Of 32 tracked analysts, 25 rate HCA as Buy, 6 recommend Hold, and 1 suggests Sell. The consensus score of 3.0 reflects strong bullish sentiment across the analyst community.
Meyka AI assigns HCA a B+ grade (77.61/100), reflecting S&P 500 comparison, sector performance, financial growth, key metrics, and analyst consensus. These grades are not guaranteed.
HCA trades 21% below Jefferies’ $525 price target at $432.50, suggesting meaningful upside potential if the analyst’s thesis materializes over the next 12 months.
HCA trades at 15.26x PE and 1.41x price-to-sales with 0.62% dividend yield.

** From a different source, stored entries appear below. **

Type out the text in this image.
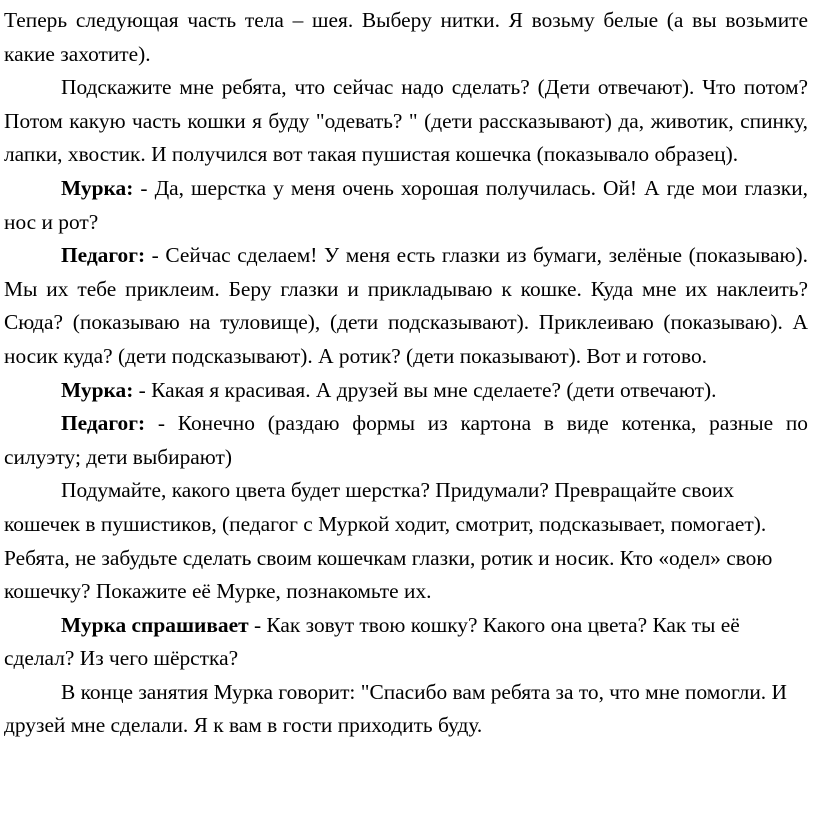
Теперь следующая часть тела – шея. Выберу нитки. Я возьму белые (а вы возьмите какие захотите).

Подскажите мне ребята, что сейчас надо сделать? (Дети отвечают). Что потом? Потом какую часть кошки я буду "одевать? " (дети рассказывают) да, животик, спинку, лапки, хвостик. И получился вот такая пушистая кошечка (показывало образец).

Мурка: - Да, шерстка у меня очень хорошая получилась. Ой! А где мои глазки, нос и рот?

Педагог: - Сейчас сделаем! У меня есть глазки из бумаги, зелёные (показываю). Мы их тебе приклеим. Беру глазки и прикладываю к кошке. Куда мне их наклеить? Сюда? (показываю на туловище), (дети подсказывают). Приклеиваю (показываю). А носик куда? (дети подсказывают). А ротик? (дети показывают). Вот и готово.

Мурка: - Какая я красивая. А друзей вы мне сделаете? (дети отвечают).

Педагог: - Конечно (раздаю формы из картона в виде котенка, разные по силуэту; дети выбирают)

Подумайте, какого цвета будет шерстка? Придумали? Превращайте своих кошечек в пушистиков, (педагог с Муркой ходит, смотрит, подсказывает, помогает). Ребята, не забудьте сделать своим кошечкам глазки, ротик и носик. Кто «одел» свою кошечку? Покажите её Мурке, познакомьте их.

Мурка спрашивает - Как зовут твою кошку? Какого она цвета? Как ты её сделал? Из чего шёрстка?

В конце занятия Мурка говорит: "Спасибо вам ребята за то, что мне помогли. И друзей мне сделали. Я к вам в гости приходить буду.
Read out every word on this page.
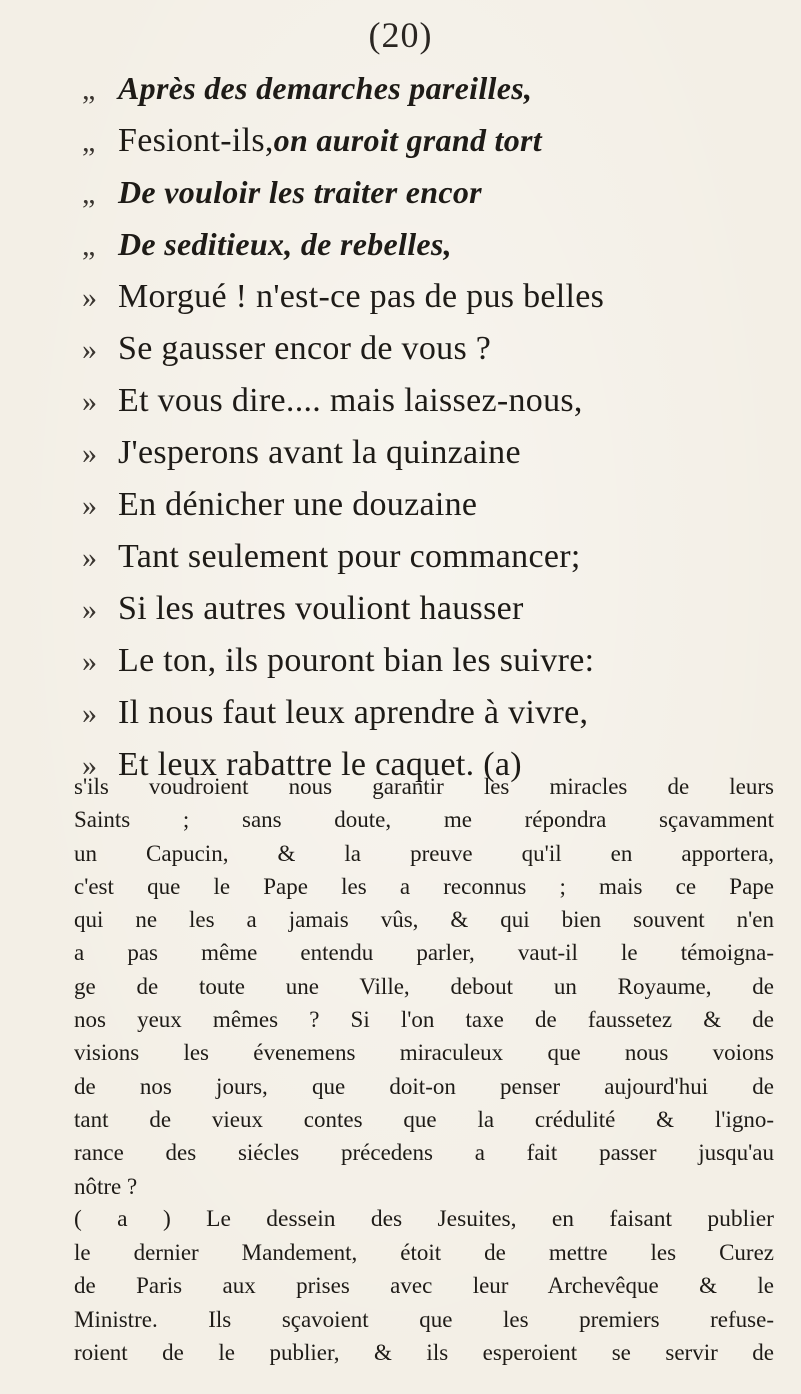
(20)
„ Après des demarches pareilles,
„ Fesiont-ils, on auroit grand tort
„ De vouloir les traiter encor
„ De seditieux, de rebelles,
» Morgué ! n'est-ce pas de pus belles
» Se gausser encor de vous ?
» Et vous dire.... mais laissez-nous,
» J'esperons avant la quinzaine
» En dénicher une douzaine
» Tant seulement pour commancer;
» Si les autres vouliont hausser
» Le ton, ils pouront bian les suivre:
» Il nous faut leux aprendre à vivre,
» Et leux rabattre le caquet. (a)
s'ils voudroient nous garantir les miracles de leurs
Saints ; sans doute, me répondra sçavamment
un Capucin, & la preuve qu'il en apportera,
c'est que le Pape les a reconnus ; mais ce Pape
qui ne les a jamais vûs, & qui bien souvent n'en
a pas même entendu parler, vaut-il le témoigna-
ge de toute une Ville, debout un Royaume, de
nos yeux mêmes ? Si l'on taxe de faussetez & de
visions les évenemens miraculeux que nous voions
de nos jours, que doit-on penser aujourd'hui de
tant de vieux contes que la crédulité & l'igno-
rance des siécles précedens a fait passer jusqu'au
nôtre ?
( a ) Le dessein des Jesuites, en faisant publier
le dernier Mandement, étoit de mettre les Curez
de Paris aux prises avec leur Archevêque & le
Ministre. Ils sçavoient que les premiers refuse-
roient de le publier, & ils esperoient se servir de
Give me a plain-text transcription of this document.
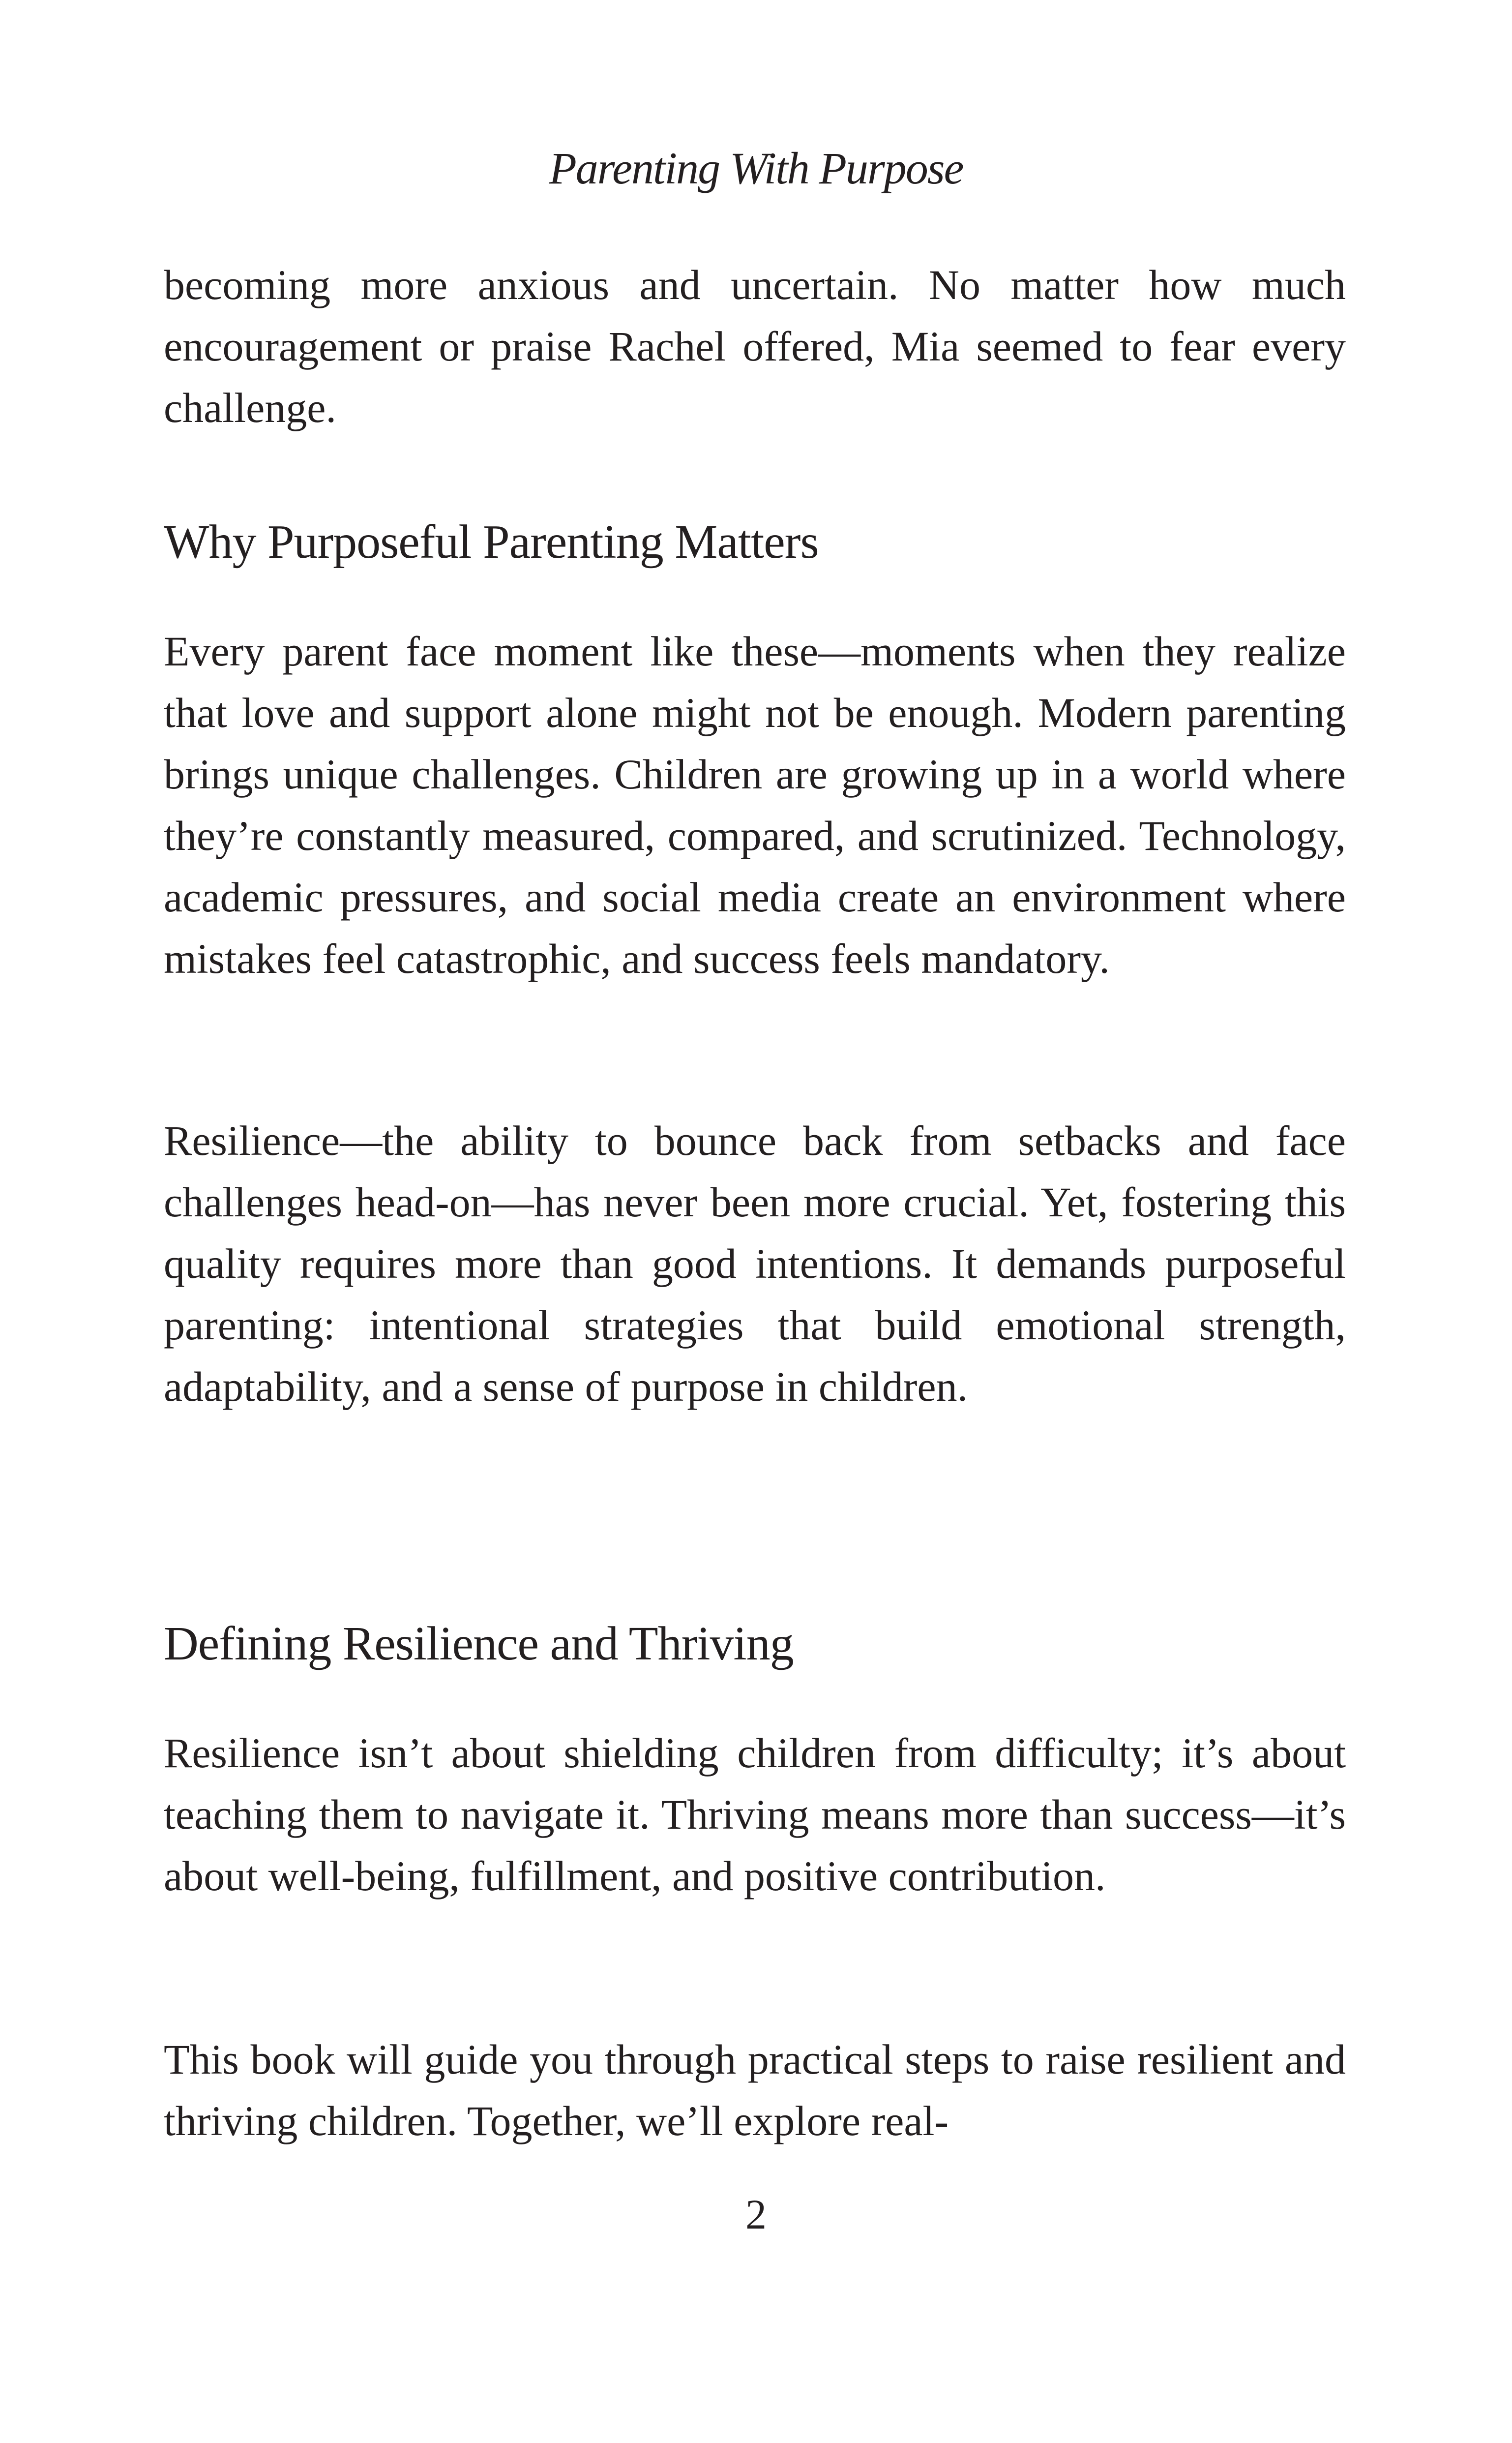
Parenting With Purpose

becoming more anxious and uncertain. No matter how much encouragement or praise Rachel offered, Mia seemed to fear every challenge.

Why Purposeful Parenting Matters

Every parent face moment like these—moments when they realize that love and support alone might not be enough. Modern parenting brings unique challenges. Children are growing up in a world where they’re constantly measured, compared, and scrutinized. Technology, academic pressures, and social media create an environment where mistakes feel catastrophic, and success feels mandatory.

Resilience—the ability to bounce back from setbacks and face challenges head-on—has never been more crucial. Yet, fostering this quality requires more than good intentions. It demands purposeful parenting: intentional strategies that build emotional strength, adaptability, and a sense of purpose in children.

Defining Resilience and Thriving

Resilience isn’t about shielding children from difficulty; it’s about teaching them to navigate it. Thriving means more than success—it’s about well-being, fulfillment, and positive contribution.

This book will guide you through practical steps to raise resilient and thriving children. Together, we’ll explore real-

2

The company generated $28.35 EPS, $33.34 free cash flow per share, and 36% free cash flow growth in 2025.
Disclaimer:
Stock markets involve risks. This content is for informational purposes only. Analyst ratings are opinions and not guarantees of future performance. Past performance does not guarantee future results. Meyka AI PTY LTD provides market analysis and data insights, not financial advice. Always conduct your own research and consider consulting a licensed financial advisor.